Schroeder, Kaitlin Alayna
The proteomic response of Staphylococcus aureus bacteria in a biofilm is examined using MALDI Imaging Mass Spectrometry (IMS) and Liquid-Chromatography Tandem Mass Spectrometry (LC-MS/MS). S. aureus biofilms grown in-vitro and exposed to ampicillin were imaged in order to demonstrate the diffusion pattern of the antibiotic treatment as well as the molecular response of the bacteria.
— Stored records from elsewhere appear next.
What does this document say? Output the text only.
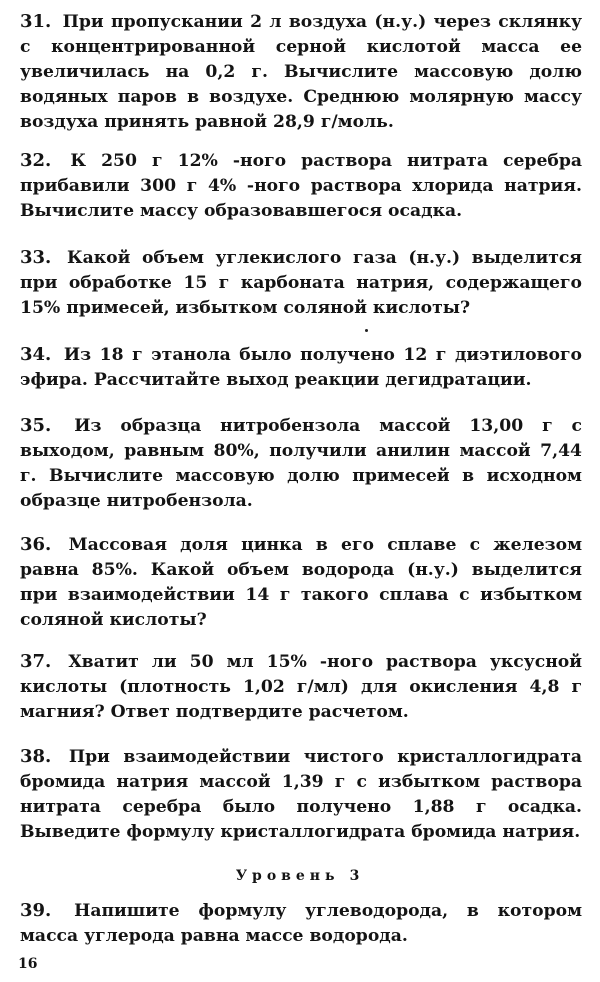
31. При пропускании 2 л воздуха (н.у.) через склянку с концентрированной серной кислотой масса ее увеличилась на 0,2 г. Вычислите массовую долю водяных паров в воздухе. Среднюю молярную массу воздуха принять равной 28,9 г/моль.
32. К 250 г 12% -ного раствора нитрата серебра прибавили 300 г 4% -ного раствора хлорида натрия. Вычислите массу образовавшегося осадка.
33. Какой объем углекислого газа (н.у.) выделится при обработке 15 г карбоната натрия, содержащего 15% примесей, избытком соляной кислоты?
34. Из 18 г этанола было получено 12 г диэтилового эфира. Рассчитайте выход реакции дегидратации.
35. Из образца нитробензола массой 13,00 г с выходом, равным 80%, получили анилин массой 7,44 г. Вычислите массовую долю примесей в исходном образце нитробензола.
36. Массовая доля цинка в его сплаве с железом равна 85%. Какой объем водорода (н.у.) выделится при взаимодействии 14 г такого сплава с избытком соляной кислоты?
37. Хватит ли 50 мл 15% -ного раствора уксусной кислоты (плотность 1,02 г/мл) для окисления 4,8 г магния? Ответ подтвердите расчетом.
38. При взаимодействии чистого кристаллогидрата бромида натрия массой 1,39 г с избытком раствора нитрата серебра было получено 1,88 г осадка. Выведите формулу кристаллогидрата бромида натрия.
Уровень 3
39. Напишите формулу углеводорода, в котором масса углерода равна массе водорода.
16
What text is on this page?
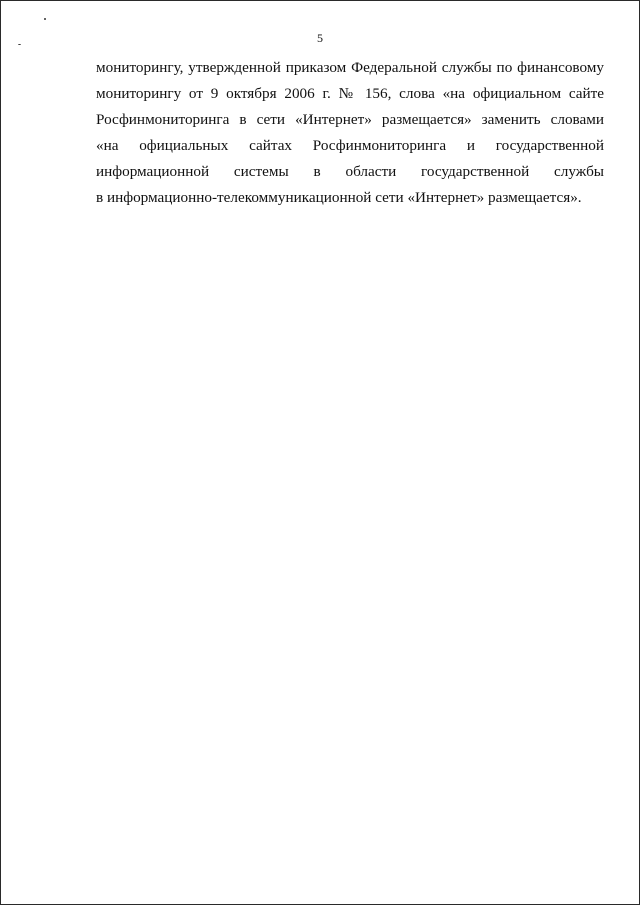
5
мониторингу, утвержденной приказом Федеральной службы по финансовому
мониторингу от 9 октября 2006 г. № 156, слова «на официальном сайте
Росфинмониторинга в сети «Интернет» размещается» заменить словами
«на официальных сайтах Росфинмониторинга и государственной
информационной системы в области государственной службы
в информационно-телекоммуникационной сети «Интернет» размещается».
Identification of defensive bacterial proteins resulted in relative quantitation of penicillin-binding proteins (PBPs), cell division proteins, general stress proteins, and methicillin resistance factors across six sections taken from S. aureus biofilm. Quantitation and identification of said proteins suggest that S. aureus bacteria grown in a biofilm up-regulate methicillin resistance factors and penicillin-binding protein 4 in regions exposed to the drug in an attempt to survive treatment. Cell division proteins as well as penicillin-binding protein 1 are up-regulated in unexposed regions of the film, likely due to cell-to-cell signaling which alerts them to the oncoming drug treatment.